Nope, for lots of reasons. There’s one reason why that hasn’t been mentioned. Companies can issue new stock.
Let’s say 5 people each own 100 shares each, and those 500 shares constitute 100% of the shares of the company. The 5 shareholders then pay a bank to come in and say how much those shares are worth. The bank says $1. So the company is worth $500 and each owner has a $100 chunk.
Then those 5 people all agree that the company will generate — and then sell — 100 more shares to whomever else wants them. They decide to use a popular public market to sell those shares so they can get a good price. They “go public.”
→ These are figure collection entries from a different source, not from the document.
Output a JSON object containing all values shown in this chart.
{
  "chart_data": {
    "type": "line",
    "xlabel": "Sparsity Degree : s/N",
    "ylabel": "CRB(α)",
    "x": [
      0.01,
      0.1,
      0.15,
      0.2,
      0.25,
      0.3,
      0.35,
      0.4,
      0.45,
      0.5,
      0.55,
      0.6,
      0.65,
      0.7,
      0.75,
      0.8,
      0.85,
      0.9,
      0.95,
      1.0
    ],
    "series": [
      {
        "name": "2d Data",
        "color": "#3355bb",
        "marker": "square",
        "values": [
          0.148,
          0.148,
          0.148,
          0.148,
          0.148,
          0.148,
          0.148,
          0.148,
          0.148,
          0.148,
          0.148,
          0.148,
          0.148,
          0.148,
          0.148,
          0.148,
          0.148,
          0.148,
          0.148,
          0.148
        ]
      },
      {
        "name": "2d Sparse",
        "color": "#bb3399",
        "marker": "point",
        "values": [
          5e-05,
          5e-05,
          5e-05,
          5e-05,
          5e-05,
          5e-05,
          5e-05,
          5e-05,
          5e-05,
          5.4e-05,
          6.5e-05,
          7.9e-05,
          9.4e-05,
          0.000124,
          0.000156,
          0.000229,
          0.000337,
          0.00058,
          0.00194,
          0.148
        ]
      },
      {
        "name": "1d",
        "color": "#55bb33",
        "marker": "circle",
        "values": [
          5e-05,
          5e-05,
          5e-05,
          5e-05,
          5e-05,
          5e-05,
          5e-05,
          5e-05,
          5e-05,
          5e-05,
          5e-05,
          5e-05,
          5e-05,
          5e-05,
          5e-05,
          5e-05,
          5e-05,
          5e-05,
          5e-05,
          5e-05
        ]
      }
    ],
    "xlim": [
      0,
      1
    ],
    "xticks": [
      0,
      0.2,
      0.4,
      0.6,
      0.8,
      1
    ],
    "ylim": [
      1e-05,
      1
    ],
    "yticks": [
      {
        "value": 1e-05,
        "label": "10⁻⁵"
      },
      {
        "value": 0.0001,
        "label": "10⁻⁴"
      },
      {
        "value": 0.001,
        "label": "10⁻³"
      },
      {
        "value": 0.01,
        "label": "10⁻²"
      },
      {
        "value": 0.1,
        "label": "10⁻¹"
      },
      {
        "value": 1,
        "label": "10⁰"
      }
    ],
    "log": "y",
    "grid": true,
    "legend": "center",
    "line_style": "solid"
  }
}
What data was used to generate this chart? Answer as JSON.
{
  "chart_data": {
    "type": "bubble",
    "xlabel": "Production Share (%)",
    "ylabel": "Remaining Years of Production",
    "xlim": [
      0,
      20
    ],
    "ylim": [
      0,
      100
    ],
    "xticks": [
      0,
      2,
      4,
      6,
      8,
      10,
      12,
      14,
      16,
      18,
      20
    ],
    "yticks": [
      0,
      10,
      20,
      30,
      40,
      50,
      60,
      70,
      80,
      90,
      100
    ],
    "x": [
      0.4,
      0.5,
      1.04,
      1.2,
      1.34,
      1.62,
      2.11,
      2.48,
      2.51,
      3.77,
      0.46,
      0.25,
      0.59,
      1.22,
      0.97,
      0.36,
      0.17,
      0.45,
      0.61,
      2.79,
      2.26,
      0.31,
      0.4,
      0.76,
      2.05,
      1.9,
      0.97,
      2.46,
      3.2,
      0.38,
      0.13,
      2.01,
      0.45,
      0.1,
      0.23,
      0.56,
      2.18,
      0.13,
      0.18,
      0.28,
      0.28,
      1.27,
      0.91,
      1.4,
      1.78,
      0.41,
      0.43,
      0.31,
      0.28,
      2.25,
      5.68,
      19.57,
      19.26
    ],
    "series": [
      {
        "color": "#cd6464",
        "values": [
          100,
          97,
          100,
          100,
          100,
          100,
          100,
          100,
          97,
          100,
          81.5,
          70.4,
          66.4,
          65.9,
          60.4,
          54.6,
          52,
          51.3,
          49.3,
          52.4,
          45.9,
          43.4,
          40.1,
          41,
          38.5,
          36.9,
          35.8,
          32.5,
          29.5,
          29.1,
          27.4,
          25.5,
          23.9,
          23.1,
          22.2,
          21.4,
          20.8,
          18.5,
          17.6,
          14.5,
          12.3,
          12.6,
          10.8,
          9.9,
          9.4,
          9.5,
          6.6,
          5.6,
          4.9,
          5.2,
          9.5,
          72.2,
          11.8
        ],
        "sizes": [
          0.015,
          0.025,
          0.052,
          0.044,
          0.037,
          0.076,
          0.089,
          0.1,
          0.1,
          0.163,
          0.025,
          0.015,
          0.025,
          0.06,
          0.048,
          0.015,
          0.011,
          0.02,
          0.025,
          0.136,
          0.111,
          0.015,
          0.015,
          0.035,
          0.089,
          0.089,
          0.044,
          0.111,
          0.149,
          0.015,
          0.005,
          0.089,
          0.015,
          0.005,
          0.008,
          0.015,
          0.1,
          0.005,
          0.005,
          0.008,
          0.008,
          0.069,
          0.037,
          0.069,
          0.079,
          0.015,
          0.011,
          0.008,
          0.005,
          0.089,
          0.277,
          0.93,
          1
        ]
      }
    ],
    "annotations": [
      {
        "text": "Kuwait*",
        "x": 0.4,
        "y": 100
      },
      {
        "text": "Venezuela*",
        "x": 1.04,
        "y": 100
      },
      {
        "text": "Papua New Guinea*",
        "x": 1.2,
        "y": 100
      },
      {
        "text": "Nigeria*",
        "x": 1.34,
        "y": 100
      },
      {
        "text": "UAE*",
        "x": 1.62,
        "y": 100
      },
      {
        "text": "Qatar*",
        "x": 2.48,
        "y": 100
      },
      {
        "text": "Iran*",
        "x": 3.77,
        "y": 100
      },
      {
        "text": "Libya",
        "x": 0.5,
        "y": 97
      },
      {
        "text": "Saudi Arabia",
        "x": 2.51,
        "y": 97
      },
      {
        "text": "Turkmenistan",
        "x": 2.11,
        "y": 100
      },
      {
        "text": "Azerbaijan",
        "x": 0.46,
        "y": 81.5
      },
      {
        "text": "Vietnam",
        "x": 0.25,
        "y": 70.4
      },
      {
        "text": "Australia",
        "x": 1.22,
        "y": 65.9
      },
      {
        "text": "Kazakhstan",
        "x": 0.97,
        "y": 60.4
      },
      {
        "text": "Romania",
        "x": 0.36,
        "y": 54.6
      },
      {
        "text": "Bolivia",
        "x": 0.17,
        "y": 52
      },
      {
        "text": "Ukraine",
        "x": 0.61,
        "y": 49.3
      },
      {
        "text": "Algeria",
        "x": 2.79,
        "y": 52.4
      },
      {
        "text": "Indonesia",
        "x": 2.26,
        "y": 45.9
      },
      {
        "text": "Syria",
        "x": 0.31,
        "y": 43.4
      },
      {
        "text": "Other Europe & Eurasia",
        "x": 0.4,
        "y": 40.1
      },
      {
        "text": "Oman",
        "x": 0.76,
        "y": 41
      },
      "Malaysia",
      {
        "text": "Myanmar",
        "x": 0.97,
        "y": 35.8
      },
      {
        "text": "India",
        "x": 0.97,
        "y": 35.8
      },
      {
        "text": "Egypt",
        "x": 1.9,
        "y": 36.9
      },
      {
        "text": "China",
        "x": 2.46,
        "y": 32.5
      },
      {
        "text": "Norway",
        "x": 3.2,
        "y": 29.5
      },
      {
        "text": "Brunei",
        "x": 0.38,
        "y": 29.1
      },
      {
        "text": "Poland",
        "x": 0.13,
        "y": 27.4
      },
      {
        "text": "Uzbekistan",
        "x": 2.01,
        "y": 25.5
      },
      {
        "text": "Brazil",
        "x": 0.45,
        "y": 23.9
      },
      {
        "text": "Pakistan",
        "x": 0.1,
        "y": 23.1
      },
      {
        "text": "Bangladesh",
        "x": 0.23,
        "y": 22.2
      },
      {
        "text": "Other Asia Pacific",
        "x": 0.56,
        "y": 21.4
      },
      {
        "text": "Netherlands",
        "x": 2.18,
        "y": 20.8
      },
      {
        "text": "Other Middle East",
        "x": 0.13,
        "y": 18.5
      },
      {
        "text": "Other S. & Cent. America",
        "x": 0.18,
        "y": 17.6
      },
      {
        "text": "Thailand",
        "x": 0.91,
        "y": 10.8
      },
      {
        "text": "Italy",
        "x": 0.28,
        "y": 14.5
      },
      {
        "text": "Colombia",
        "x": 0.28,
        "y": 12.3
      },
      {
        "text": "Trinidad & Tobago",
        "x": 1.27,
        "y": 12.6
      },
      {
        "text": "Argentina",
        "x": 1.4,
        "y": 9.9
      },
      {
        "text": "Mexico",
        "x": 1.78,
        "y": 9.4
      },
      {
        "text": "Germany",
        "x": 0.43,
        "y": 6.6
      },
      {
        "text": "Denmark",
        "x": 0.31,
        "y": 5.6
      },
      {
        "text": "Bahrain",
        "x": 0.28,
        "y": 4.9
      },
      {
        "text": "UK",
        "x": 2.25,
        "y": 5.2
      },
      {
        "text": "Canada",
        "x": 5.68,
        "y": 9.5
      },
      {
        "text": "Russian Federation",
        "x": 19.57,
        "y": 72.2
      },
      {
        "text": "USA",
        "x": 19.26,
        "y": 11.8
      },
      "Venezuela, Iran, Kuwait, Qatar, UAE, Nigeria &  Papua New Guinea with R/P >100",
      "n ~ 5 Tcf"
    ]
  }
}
Those shares are popular because lots of people think the company is worth more than $500. The new sharesbstart selling for a bit more thwn $1, then, as more are sold, $1.50. By the time the 100th new share is sold, the price is $2. At the end of the “offering” of these 100 shares, each original owner has a chunk worth $200, and most of the people who bought those 100 new shares also benefited from the rising prices (the people who bought for less than $2). Virtually everyone wins, as long as they don’t all turn around and try selling these suddenly-more-valuable shares at the same time.
It’s way more complicated than that, eg a bank needs to act as the seller of those 100 shares, there’s a lot of money spent and due diligence researched and drama that happens, but basically it’s not uncommon for everyone to win, and for a long ass time, too.